Defense Funding Measure Includes 77 Cybersecurity ProvisionsCongressionally Approved Legislation Restores National Cyber Director Position
Lawmakers who participated in the bipartisan Cyberspace Solarium Commission applauded Congress’ override of President Donald Trump’s veto of the 2021 National Defense Authorization Act, pointing to its 77 cybersecurity provisions, including restoration of the position of national cyber director at the White House.
Cyberspace Solarium Commission co-chairs Sen. Angus King, I-Maine, and Rep. Mike Gallagher, R-Wis., called the legislation, which provides $740 billion for defense spending, "the most comprehensive and forward-looking piece of national cybersecurity legislation in the nation's history."
The commission had called for restoration of the national cyber director position, which had been eliminated by the Trump administration (see: White House Axes Top Cybersecurity Job).
Some 27 of the defense bill’s 77 cybersecurity-related provisions were based on commission recommendations, King says.
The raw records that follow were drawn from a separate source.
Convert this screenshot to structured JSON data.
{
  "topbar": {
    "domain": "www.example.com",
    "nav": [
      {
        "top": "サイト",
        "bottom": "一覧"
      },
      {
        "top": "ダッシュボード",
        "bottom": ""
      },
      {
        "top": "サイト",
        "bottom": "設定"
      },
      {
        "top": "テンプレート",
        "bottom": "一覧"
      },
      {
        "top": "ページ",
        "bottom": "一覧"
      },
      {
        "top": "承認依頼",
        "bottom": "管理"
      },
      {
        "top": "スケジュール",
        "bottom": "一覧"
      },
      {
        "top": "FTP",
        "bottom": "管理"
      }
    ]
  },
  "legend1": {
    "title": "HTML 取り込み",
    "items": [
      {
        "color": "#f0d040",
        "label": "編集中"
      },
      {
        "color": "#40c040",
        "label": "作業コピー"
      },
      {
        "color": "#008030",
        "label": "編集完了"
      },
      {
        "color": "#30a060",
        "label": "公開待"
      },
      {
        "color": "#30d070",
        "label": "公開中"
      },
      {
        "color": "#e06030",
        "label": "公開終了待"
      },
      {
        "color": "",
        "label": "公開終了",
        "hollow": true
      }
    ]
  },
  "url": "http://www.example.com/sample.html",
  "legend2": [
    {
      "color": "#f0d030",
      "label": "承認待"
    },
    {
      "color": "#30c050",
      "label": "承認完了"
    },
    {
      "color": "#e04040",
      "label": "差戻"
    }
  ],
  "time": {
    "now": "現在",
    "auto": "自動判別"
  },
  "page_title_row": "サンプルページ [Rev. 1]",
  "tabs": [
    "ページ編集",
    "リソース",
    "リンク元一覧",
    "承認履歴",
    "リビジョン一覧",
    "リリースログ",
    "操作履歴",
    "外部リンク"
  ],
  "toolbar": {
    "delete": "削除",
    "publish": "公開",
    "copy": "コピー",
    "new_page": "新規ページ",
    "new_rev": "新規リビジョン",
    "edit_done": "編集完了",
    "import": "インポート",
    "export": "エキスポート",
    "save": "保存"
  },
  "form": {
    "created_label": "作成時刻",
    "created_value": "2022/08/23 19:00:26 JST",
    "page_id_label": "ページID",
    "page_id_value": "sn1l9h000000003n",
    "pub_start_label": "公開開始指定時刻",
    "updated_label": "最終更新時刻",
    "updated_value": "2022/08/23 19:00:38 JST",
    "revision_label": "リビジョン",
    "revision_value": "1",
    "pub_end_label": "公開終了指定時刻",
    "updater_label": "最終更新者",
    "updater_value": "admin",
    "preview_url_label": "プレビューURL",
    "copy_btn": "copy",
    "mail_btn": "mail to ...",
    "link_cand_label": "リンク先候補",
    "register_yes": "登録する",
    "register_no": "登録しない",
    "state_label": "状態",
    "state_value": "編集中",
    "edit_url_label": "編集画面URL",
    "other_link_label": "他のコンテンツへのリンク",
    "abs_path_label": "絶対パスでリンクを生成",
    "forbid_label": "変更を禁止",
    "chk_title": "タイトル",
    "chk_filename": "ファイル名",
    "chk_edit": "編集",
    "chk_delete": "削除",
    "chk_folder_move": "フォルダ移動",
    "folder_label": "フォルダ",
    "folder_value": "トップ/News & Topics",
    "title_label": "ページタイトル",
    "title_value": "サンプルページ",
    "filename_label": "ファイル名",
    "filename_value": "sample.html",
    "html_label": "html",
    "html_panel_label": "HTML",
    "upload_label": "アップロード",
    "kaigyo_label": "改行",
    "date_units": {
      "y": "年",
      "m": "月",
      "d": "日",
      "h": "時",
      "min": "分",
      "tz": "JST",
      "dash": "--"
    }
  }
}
"The inclusion of the national cyber director housed in the Executive Office of the President is a real game-changer,” King said in a statement. “The [director] will be the president's principal adviser for cybersecurity-related issues, as well as lead national-level coordination of cybersecurity strategy and policy, both within government and with the private sector.”
The co-chair of the Congressional Cybersecurity Caucus, Rep. Jim Langevin, D-R.I., noted that while a great deal more work needs to be done to shore up the nation's cybersecurity defenses, the long list of provisions in the massive defense bill are a step in the right direction.
"With these policies enacted, we are establishing the forward-leaning, layered cyber deterrence strategy that we need to face emerging and evolving cyber threats and adversaries," Langevin says.
CISA Director Qualifications
In addition to restoring the national cyber director position, the massive defense bill specifies that the director of the U.S. Cybersecurity and Infrastructure Security Agency must have extensive knowledge in at least two of these three areas: cybersecurity, infrastructure security and security risk management. Plus, the CISA director must have at least five years of experience in fostering coordination and collaboration between the federal government, the private sector and other entities on issues related to cybersecurity, infrastructure security or security risk management.
CISA has been without a director since November when the Trump administration fired Christopher Krebs from the position (see: Trump Fires Christopher Krebs, Head of CISA).
Among the many other cybersecurity provisions included in the defense measure are:
- Section 1705, which authorizes CISA to conduct threat hunting on federal networks without having to give advance notice or receive authorization from any other agency.
- Section 1715, which establishes the Joint Cyber Planning Office under CISA to facilitate comprehensive planning of defensive cybersecurity campaigns across federal departments, agencies and the private sector. The Cyber Planning Office's responsibilities will include developing coordinated actions to protect, detect, respond to and recover from cyber incidents that pose a potential risk to critical infrastructure or national interests.
- Section 1722, which requires the secretary of defense to complete a comprehensive assessment of the current and potential threats and risks posed by quantum computing technologies.
- Section 9006, which directs the Department of Homeland Security to develop a strategy for implementing the Domain-based Message Authentication, Reporting, and Conformance, or DMARC standard across all U.S.-based email providers.
President Trump had vetoed the the defense funding bill on Dec. 13 because it contained provisions for renaming military bases named for Confederate generals and placed restraints on how many troops could be pulled from Iraq and Afghanistan. Trump also wanted the bill to contain language that would deprive social media companies of their legal liability shields.